Pourtant, le monde est en proie à de grands tremblements ; le risque d’attaque nucléaire est sérieusement envisagé ; la catastrophe afghane est réactivée [1], chaque jour des milliers de civils meurent dans les guerres d’Irak, de Syrie, du Yémen ou lors de conflits larvés comme en République Démocratique du Congo, au Congo Brazzaville, dans le Sahel. Ce début de 21ème siècle signe également la recrudescence de pratiques barbares lors de ces conflits [2]. Face à cet état des lieux, que fera Emmanuel Macron, s’il est élu le 7 mai 2017 ? Remettra-t-il en cause les grandes lignes suivies par le Quai d’Orsay depuis dix ans, qui ont conduit la France à être au mieux inefficace et inaudible, au pire, de se faire l’apôtre des va-t’en guerre ? Sa dernière déclaration concernant la Syrie ne prédispose pas à penser qu’il opérera de changement. Le 28 avril à Amiens, il a, en effet, déclaré « Je condamne avec la plus grande fermeté l’utilisation d’armes chimiques par le régime de Bachar el-Assad.
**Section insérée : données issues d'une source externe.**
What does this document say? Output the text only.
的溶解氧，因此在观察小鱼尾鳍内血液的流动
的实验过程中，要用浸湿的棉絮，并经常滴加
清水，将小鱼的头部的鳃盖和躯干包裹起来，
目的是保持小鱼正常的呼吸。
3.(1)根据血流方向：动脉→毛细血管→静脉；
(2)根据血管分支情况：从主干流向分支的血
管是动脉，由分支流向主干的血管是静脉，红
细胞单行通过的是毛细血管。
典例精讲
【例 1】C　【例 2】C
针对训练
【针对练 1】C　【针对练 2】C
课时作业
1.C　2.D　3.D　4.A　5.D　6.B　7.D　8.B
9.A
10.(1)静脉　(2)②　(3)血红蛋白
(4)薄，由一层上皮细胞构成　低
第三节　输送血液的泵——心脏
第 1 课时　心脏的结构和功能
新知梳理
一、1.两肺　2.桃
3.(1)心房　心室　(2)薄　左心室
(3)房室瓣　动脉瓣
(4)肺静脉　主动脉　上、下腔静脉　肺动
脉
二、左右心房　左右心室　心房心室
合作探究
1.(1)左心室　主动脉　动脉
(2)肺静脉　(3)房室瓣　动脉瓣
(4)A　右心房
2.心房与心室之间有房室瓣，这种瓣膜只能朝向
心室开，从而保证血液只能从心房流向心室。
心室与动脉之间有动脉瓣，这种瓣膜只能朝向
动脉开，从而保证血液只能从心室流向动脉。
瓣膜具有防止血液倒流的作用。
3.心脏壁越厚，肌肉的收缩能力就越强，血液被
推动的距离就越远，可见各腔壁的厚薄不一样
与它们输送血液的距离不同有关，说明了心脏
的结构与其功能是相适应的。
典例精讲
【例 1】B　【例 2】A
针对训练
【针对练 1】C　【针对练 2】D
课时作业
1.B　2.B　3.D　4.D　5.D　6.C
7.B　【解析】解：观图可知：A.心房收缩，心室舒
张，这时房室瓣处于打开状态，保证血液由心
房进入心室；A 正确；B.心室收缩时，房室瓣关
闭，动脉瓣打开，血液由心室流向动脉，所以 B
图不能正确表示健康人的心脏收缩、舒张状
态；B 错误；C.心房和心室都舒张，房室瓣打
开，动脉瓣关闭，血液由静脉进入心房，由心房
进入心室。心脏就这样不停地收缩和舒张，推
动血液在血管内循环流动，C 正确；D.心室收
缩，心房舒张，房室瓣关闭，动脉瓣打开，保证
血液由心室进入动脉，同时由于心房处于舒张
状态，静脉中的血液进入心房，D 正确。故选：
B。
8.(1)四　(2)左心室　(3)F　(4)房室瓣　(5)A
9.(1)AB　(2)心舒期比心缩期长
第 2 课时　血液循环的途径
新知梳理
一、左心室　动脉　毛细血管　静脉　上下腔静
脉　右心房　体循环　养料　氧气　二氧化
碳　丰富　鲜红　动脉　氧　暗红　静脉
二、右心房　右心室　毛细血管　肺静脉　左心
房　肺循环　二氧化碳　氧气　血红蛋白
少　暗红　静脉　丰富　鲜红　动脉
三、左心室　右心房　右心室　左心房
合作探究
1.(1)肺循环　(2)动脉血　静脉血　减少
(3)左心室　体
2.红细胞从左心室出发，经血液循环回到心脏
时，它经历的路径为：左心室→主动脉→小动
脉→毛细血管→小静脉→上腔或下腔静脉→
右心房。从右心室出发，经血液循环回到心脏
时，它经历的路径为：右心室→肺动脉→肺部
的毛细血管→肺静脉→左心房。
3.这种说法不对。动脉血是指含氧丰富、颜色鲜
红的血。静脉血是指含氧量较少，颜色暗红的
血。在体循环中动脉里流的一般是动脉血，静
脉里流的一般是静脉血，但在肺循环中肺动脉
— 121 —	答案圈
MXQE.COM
Cela contrevient d’une part au Droit International et d’autre part aux accords de 2013. Et donc si je suis élu président de la République, je prendrais les dispositions en lien avec la coalition et, si possible sous mandat de l’ONU, mais même sans mandat de l’ONU pour neutraliser ses capacités chimiques du régime de Bachar el-Assad ». Avec cette annonce, non seulement Emmanuel Macron inscrit ses pas dans les traces des deux derniers Présidents de la République qui ont toujours privilégié les valeurs, « l’ingérence humanitaire », aux principes, le droit international, mais à l’instar de Donald Trump, il s’octroie la possibilité d’une intervention unilatérale. Cela étant, il faut rester prudent et ne pas prendre au pied de la lettre les déclarations d’un candidat en campagne, le pire n’est jamais certain, il y a souvent des gaps abyssaux, heureux ou malheureux entre les paroles et les actes. En revanche, le choix des hommes pressentis pour le conseiller dans ce domaine donne des indications plus crédibles que des bribes de discours déclamés sous les feux de l’actualité. Deux noms ont particulièrement attiré l’attention de l’IVERIS, ceux de Gérard Araud et de Justin Vaïsse.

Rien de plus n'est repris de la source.